Not knowing that the convict is in fact a convict, & thinking her
husband is out until the evening, Lorna soon invites the man to her house
&' they spend a few hours of lovemaking ... At the saltmines, Jim's
colleagues Luther (Hal Hopper) & Jonah (Doc Scortt) tease Jim endlessly
about his wife's imagined shenanigans while Jim is at work ... to a point
where the teasing tips over & they fight it out quite brutally, only
coming back to their senses when each of them is seriously hurt. And because
it's Jim's wedding anniversary, they are given the rest of the day off ... While
still in bed witht he convict, Lorna hears her husband & his 2 colleagues
approaching in their boat (they are living on the river), & the convict
soon decides he has to get his hands on their boat, & he wants to use Lorna
as bait ... she even wills in, but then she hears how valiantly her husband
fought for her honour, rediscovers her love for Jim & warns him of the
convict just in time ... the 2 of them get into a fight, which is actually
ended when Luther throws a lethal knife in the convicts back, but amidst all
the chaos, Lorna was killed too ... James Griffith plays the Greek
chorus-like onscreen narrator as a form of fundamentalist reverend.
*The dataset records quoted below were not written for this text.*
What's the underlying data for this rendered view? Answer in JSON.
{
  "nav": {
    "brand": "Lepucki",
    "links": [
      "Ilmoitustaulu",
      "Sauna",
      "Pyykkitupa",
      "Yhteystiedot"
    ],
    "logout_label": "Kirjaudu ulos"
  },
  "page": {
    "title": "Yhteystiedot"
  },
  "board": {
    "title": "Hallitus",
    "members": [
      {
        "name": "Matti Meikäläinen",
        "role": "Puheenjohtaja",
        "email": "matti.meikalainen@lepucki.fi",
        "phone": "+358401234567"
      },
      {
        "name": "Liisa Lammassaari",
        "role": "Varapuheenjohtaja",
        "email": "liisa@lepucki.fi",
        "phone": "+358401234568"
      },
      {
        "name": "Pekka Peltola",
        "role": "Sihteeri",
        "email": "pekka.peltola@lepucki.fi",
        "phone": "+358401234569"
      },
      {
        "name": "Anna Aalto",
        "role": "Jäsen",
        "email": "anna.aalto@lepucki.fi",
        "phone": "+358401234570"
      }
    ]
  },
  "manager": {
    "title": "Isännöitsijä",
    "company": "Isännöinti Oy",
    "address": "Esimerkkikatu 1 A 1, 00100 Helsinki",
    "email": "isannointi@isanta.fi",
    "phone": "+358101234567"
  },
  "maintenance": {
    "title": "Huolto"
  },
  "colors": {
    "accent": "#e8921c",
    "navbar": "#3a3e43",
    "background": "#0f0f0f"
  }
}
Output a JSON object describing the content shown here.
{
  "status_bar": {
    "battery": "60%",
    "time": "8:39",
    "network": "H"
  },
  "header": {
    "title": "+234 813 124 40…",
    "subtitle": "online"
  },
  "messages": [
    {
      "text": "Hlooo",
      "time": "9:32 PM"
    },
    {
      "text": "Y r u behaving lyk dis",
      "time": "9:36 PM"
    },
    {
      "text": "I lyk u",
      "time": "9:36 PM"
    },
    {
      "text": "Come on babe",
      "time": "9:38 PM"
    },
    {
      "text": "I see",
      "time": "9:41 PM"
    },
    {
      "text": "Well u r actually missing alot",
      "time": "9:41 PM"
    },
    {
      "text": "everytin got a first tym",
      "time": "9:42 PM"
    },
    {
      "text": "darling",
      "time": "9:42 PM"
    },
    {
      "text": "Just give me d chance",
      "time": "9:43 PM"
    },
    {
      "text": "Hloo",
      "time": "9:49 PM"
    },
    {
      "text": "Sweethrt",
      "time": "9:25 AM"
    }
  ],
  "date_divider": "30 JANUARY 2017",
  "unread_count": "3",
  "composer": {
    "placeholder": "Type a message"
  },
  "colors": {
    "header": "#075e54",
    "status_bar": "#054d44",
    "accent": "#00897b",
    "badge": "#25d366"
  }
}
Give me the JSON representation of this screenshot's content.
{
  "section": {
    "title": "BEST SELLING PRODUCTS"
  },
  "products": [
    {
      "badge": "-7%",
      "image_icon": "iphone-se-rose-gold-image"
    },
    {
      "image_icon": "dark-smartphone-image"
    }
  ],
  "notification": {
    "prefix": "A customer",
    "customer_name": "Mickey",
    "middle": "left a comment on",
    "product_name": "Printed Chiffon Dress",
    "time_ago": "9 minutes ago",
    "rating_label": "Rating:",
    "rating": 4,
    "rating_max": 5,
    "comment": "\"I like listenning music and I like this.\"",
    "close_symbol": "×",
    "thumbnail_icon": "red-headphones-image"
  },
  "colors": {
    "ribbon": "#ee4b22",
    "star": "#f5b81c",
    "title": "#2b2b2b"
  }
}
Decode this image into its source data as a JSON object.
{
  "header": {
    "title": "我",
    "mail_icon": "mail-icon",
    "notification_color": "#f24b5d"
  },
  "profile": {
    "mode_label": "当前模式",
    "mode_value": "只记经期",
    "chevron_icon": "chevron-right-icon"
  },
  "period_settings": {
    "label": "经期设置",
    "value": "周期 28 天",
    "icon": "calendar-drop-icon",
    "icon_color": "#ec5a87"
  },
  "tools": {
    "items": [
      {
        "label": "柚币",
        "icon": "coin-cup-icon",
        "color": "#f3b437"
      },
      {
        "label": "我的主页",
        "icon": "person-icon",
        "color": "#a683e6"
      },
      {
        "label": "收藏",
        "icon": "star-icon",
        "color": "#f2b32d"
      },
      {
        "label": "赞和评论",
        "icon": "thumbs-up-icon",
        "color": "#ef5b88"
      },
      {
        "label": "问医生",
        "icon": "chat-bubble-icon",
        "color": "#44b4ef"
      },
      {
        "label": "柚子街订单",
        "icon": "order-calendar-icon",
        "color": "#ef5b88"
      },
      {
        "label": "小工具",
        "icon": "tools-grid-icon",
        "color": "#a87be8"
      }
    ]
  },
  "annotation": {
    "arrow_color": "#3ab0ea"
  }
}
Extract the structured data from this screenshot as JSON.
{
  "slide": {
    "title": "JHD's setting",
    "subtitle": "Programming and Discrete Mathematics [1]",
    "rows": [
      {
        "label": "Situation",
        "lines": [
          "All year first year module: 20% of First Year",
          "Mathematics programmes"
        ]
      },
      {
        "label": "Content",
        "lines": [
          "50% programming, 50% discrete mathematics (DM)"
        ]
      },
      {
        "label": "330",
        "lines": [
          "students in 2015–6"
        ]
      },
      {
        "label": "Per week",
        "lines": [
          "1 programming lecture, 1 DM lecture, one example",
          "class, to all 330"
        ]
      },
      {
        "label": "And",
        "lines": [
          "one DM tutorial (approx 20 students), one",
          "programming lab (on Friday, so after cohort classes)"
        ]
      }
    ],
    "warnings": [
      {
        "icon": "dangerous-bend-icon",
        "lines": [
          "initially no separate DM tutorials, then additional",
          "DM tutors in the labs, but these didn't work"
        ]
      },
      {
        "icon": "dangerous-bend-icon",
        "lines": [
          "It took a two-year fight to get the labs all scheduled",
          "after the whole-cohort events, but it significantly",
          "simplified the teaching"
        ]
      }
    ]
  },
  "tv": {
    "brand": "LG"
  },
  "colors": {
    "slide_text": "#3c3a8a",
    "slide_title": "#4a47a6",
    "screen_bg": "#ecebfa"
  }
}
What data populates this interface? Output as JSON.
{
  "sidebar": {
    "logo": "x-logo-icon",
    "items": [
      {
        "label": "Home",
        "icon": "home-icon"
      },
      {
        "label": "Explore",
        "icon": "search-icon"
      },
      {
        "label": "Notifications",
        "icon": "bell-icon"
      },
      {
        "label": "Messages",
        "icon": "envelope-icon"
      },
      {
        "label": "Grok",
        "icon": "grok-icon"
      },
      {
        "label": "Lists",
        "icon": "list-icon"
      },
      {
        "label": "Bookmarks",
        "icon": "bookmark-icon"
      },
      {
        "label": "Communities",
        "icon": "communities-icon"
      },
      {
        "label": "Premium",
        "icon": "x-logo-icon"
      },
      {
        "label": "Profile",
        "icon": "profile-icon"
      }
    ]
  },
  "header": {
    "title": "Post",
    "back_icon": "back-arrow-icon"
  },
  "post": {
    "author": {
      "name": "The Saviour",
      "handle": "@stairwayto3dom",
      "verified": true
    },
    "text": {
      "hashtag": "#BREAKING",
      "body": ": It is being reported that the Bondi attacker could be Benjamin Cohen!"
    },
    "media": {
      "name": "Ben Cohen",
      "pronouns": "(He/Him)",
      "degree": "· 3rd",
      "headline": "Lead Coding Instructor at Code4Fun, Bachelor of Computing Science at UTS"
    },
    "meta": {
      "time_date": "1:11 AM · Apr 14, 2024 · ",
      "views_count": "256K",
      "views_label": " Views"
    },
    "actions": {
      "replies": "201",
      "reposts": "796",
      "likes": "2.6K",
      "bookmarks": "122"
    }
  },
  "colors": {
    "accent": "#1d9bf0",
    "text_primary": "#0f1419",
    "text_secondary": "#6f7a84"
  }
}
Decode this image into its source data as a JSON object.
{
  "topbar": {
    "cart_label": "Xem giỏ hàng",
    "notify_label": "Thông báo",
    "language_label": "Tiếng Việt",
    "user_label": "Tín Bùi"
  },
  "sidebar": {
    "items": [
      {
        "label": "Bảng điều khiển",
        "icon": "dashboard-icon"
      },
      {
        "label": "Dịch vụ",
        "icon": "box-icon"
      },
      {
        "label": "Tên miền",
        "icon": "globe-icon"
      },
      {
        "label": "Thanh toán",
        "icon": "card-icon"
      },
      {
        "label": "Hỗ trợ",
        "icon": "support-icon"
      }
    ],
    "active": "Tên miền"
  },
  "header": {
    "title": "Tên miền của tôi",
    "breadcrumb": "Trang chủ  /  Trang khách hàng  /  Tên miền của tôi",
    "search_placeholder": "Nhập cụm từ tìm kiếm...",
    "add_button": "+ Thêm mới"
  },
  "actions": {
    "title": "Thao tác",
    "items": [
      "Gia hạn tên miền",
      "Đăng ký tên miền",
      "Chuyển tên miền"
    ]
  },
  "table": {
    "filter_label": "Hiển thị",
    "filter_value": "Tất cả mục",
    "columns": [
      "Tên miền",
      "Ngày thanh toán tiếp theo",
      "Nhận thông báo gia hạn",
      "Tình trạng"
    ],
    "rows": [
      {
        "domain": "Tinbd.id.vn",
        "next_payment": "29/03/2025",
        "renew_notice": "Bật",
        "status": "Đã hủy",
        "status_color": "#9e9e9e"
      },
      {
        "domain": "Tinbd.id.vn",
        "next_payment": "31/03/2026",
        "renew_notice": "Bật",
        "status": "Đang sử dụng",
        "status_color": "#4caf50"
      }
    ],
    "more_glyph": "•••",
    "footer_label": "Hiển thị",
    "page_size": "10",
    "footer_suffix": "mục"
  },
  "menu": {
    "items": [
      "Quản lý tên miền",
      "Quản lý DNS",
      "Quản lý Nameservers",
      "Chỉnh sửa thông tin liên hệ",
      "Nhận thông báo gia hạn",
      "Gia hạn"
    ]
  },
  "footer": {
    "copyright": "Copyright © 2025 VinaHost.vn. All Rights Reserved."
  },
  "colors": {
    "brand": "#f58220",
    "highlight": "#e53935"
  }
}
Since
the late 1950's, director Russ Meyer has made skinflicks, basically not all
that funny erotic comedies with a bit of nudity thrown in (Eve and the
Handyman, The Immoral Mr Teas) or erotic pseudo-travelogues (Europe
in the Raw, Heavenly Bodies), but with Lorna, he shifted gear: Lorna
(as well as the majorityof his 1960's output) is a rural (sex-)drama that
differs from similar films by other directors not so much by its story (which
is rather routine stuff) or by the sex, bzut Meyer manages to infuse his story
with a certain rough-edgedness rarely found elsewhere. Lorna is full of shaped
out characters, sharp, poignant dialogue, actors with characteristic features,
and of course big-breasted women. Plus Meyer, a learned cameraman, knows how to
make the most of his rural locations, making them part of the story/the story's
atmosphere rather than a pittoresque backdrop.